El padre de Ríos era el encargado de guardar la llave del Cerebro Mágico. Los dos amigos fueron a buscarla. El ingeniero Ríos seguía durmiendo, esta vez en el sillón del comedor. Ríos lo despertó suavemente.
—No se puede consultar al Cerebro por cualquier tontería —les dijo, restregándose los ojos.
—No es cualquier tontería, papá.
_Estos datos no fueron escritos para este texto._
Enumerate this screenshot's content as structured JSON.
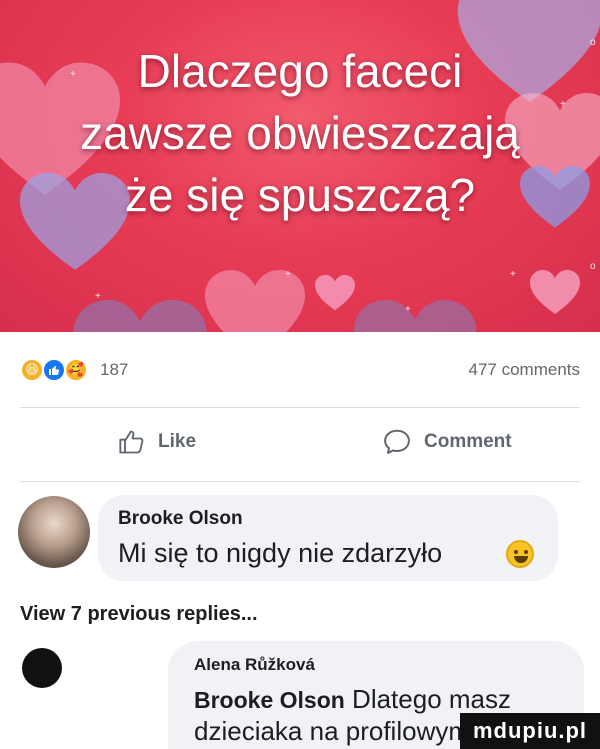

Tenemos que ayudar a Iván a salir del laberinto.
Explicaron todo lo que habían averiguado hasta el momento, que era poco y nada. El señor Ríos parecía asentir… en realidad cabeceaba.
—Ya no podemos preguntarle por los papeles de Aab a nadie más —dijo su hijo.
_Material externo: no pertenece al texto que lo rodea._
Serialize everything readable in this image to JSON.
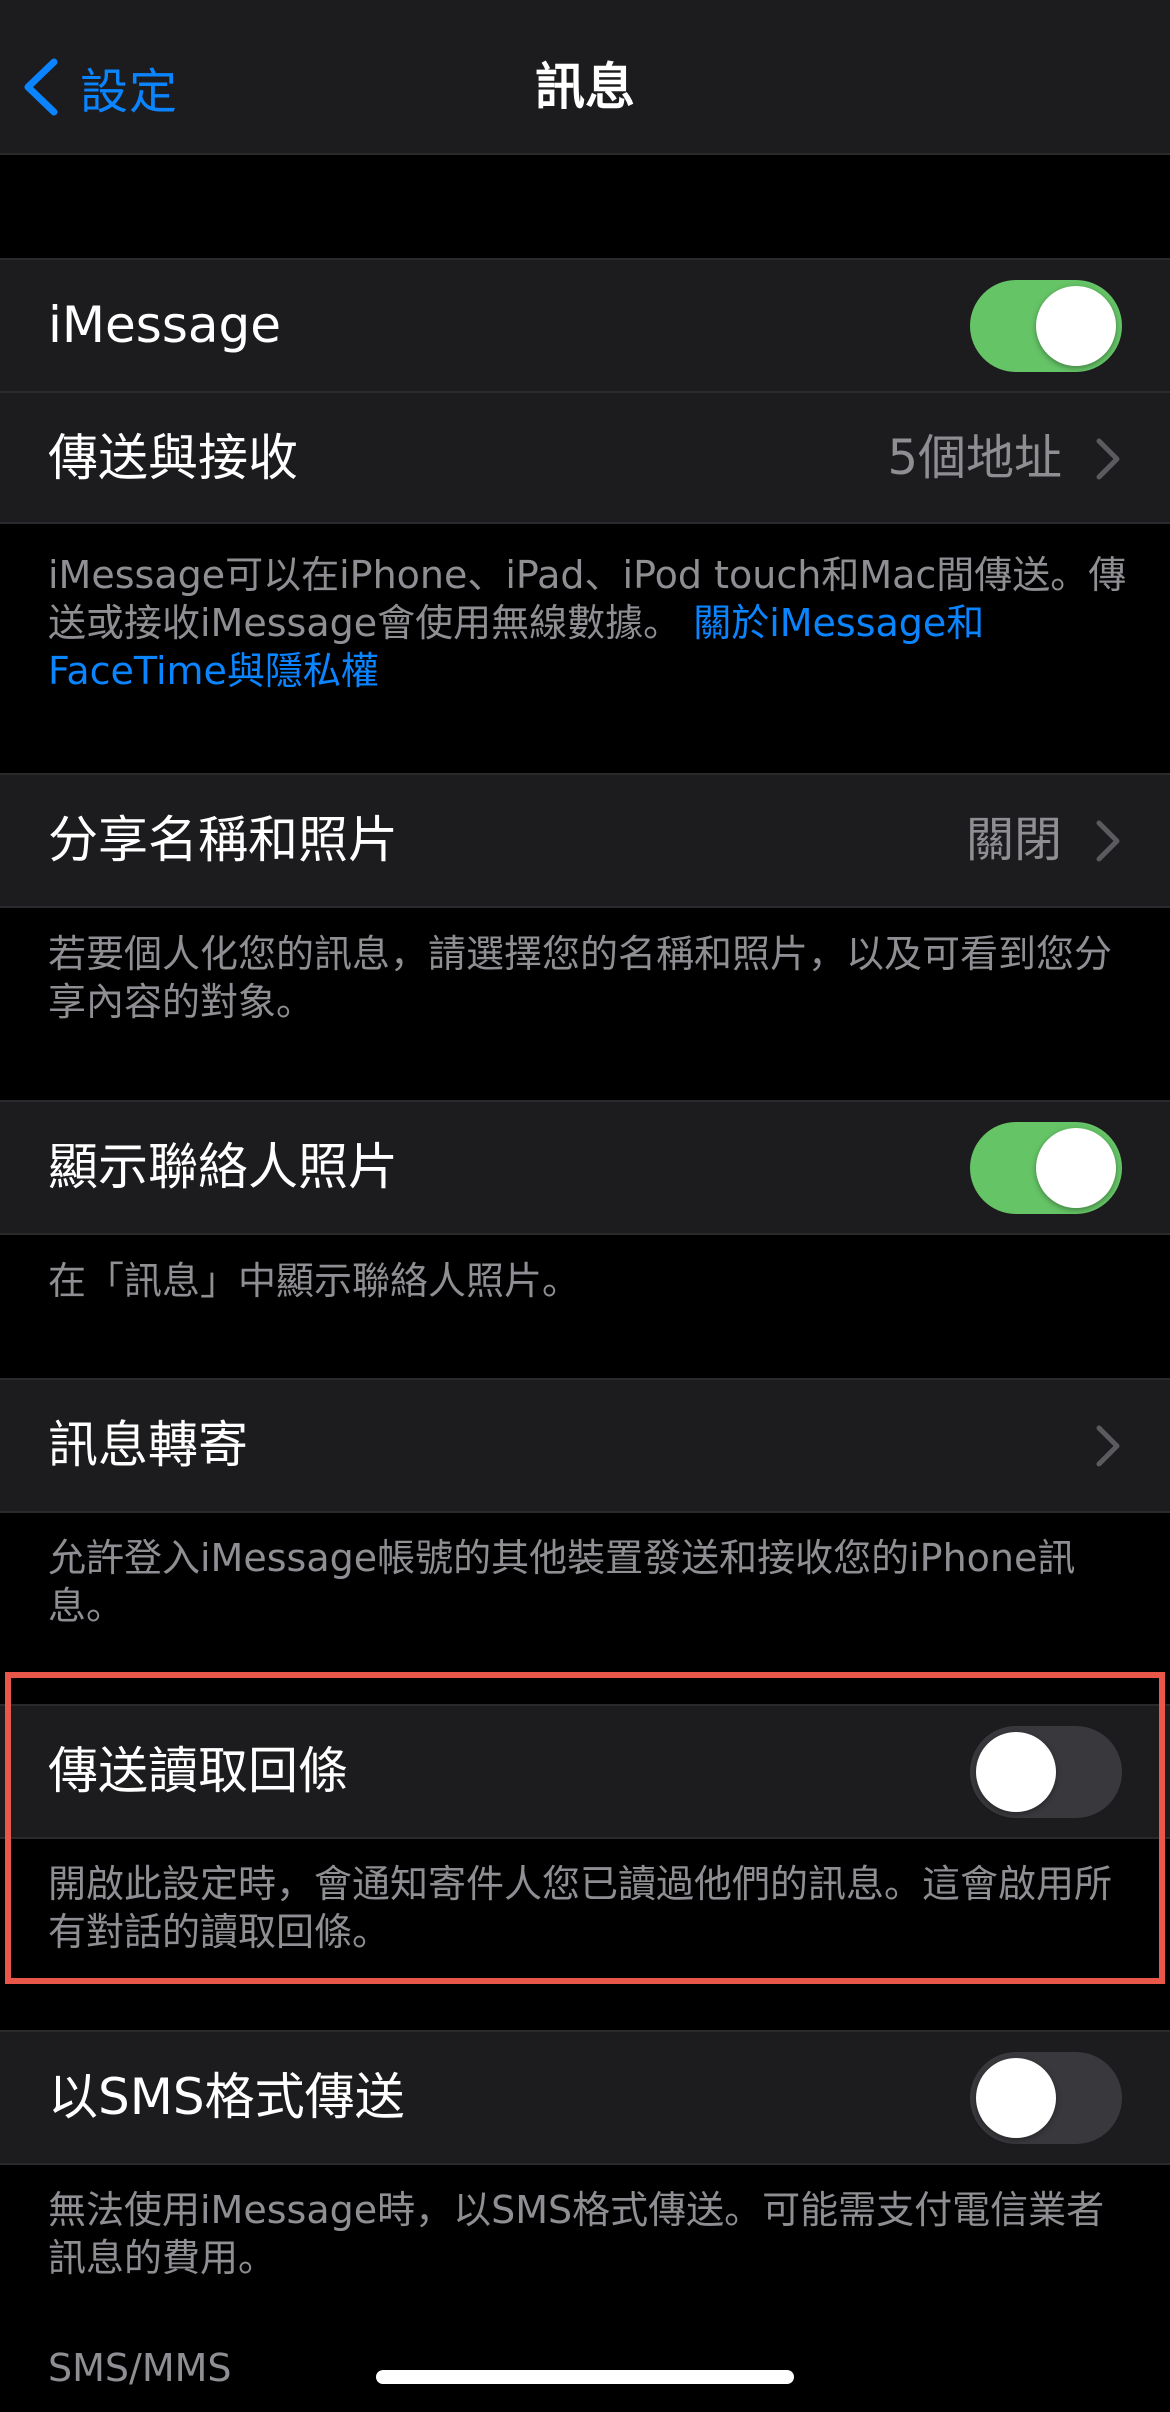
{
  "nav": {
    "back_label": "設定",
    "title": "訊息"
  },
  "imessage": {
    "label": "iMessage",
    "toggle": "on"
  },
  "send_receive": {
    "label": "傳送與接收",
    "value": "5個地址"
  },
  "imessage_footer": {
    "text": "iMessage可以在iPhone、iPad、iPod touch和Mac間傳送。傳送或接收iMessage會使用無線數據。",
    "link": "關於iMessage和FaceTime與隱私權"
  },
  "share_name_photo": {
    "label": "分享名稱和照片",
    "value": "關閉",
    "footer": "若要個人化您的訊息，請選擇您的名稱和照片，以及可看到您分享內容的對象。"
  },
  "show_contact_photos": {
    "label": "顯示聯絡人照片",
    "toggle": "on",
    "footer": "在「訊息」中顯示聯絡人照片。"
  },
  "text_forwarding": {
    "label": "訊息轉寄",
    "footer": "允許登入iMessage帳號的其他裝置發送和接收您的iPhone訊息。"
  },
  "read_receipts": {
    "label": "傳送讀取回條",
    "toggle": "off",
    "footer": "開啟此設定時，會通知寄件人您已讀過他們的訊息。這會啟用所有對話的讀取回條。"
  },
  "send_as_sms": {
    "label": "以SMS格式傳送",
    "toggle": "off",
    "footer": "無法使用iMessage時，以SMS格式傳送。可能需支付電信業者訊息的費用。"
  },
  "sms_section_header": "SMS/MMS",
  "colors": {
    "accent": "#0a84ff",
    "toggle_on": "#65c466",
    "toggle_off": "#39393d",
    "highlight": "#e9574a",
    "background": "#000000",
    "cell": "#1c1c1e"
  },
  "icons": {
    "back": "chevron-left-icon",
    "disclosure": "chevron-right-icon"
  }
}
No muy convencido, el señor Ríos buscó en un cajón y les tendió una llave grande, de hierro.
—Toquen lo menos posible. Háblenle en voz baja. Formulen las preguntas con claridad. Y cierren con llave cuando hayan terminado.
Los dos amigos marcharon al encuentro con el Cerebro Mágico. La pequeña casa donde se guardaba al autómata estaba a tres cuadras de la de Ríos. Muy cerca también de la plaza del Caballo negro, donde acostumbraban a reunirse. A pesar de que el camino les era tan conocido, les costó llegar: las ramas bloqueaban las calles y había que dar rodeos, buscar huecos en la espesura, arrastrarse por el piso.
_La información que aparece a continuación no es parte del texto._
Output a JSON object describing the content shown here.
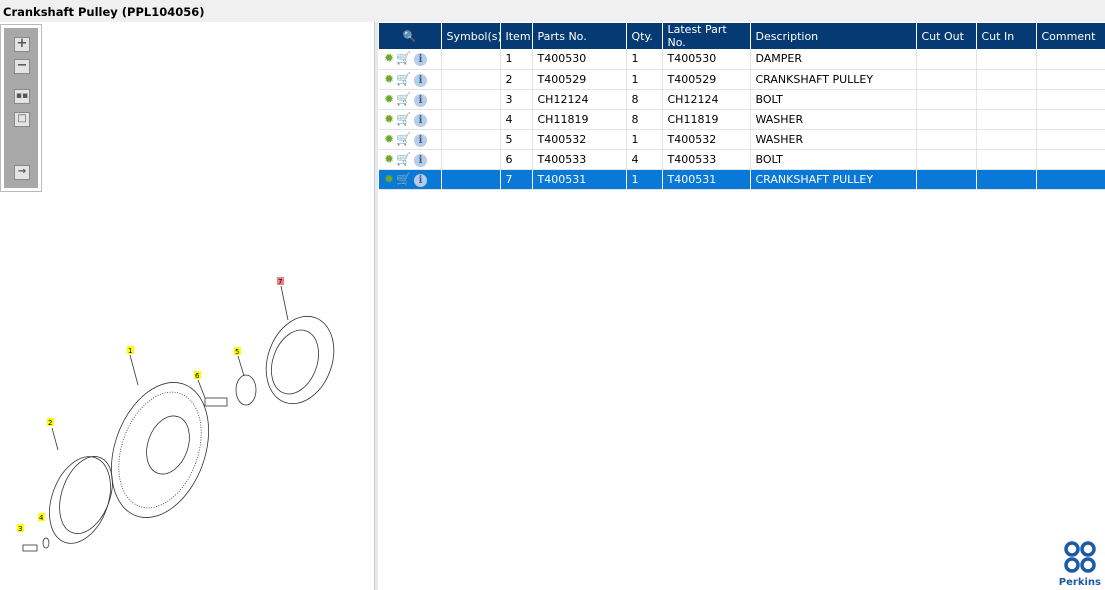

El Cerebro Mágico era un autómata que había recorrido en una feria ambulante todos los pueblos de la provincia durante muchos años. En 1920 su dueño se lo había vendido a Aab, el fundador de Zyl. Desde entonces la máquina había permanecido en la pequeña ciudad. Inspirado por el autómata, Aab había construido un juego que constaba de un tablero sobre el que se colocaban distintas hojas con muchas preguntas y respuestas. A través de unos punzones metálicos, unidos a cables, había que hacer coincidir una pregunta con la respuesta correcta. Cuando se acertaba se encendía una luz. En la tapa del juego se veía un adivino con bigote atusado y turbante azul. El juego había tenido tanto éxito que, en tiempos de Aab, los chicos venían de ciudades y pueblos lejanos para conocer al Cerebro Mágico original. Cada uno tenía el derecho a hacer una pregunta que el autómata respondía por «sí» o por «no». Si la luz de la bola de cristal se encendía una vez, la respuesta era «sí». Dos veces significaba «no».
Ríos abrió la puerta, haciendo girar con alguna dificultad la llave que le había dado su padre. Corrió unas pesadas cortinas amarillas y la luz del día entró en el cuarto. La figura del autómata emergió de la oscuridad.
Los dos se quedaron unos segundos en silencio. Conocían al autómata, pero su figura no dejaba de intimidarlos, como había intimidado a muchos otros chicos a lo largo del tiempo.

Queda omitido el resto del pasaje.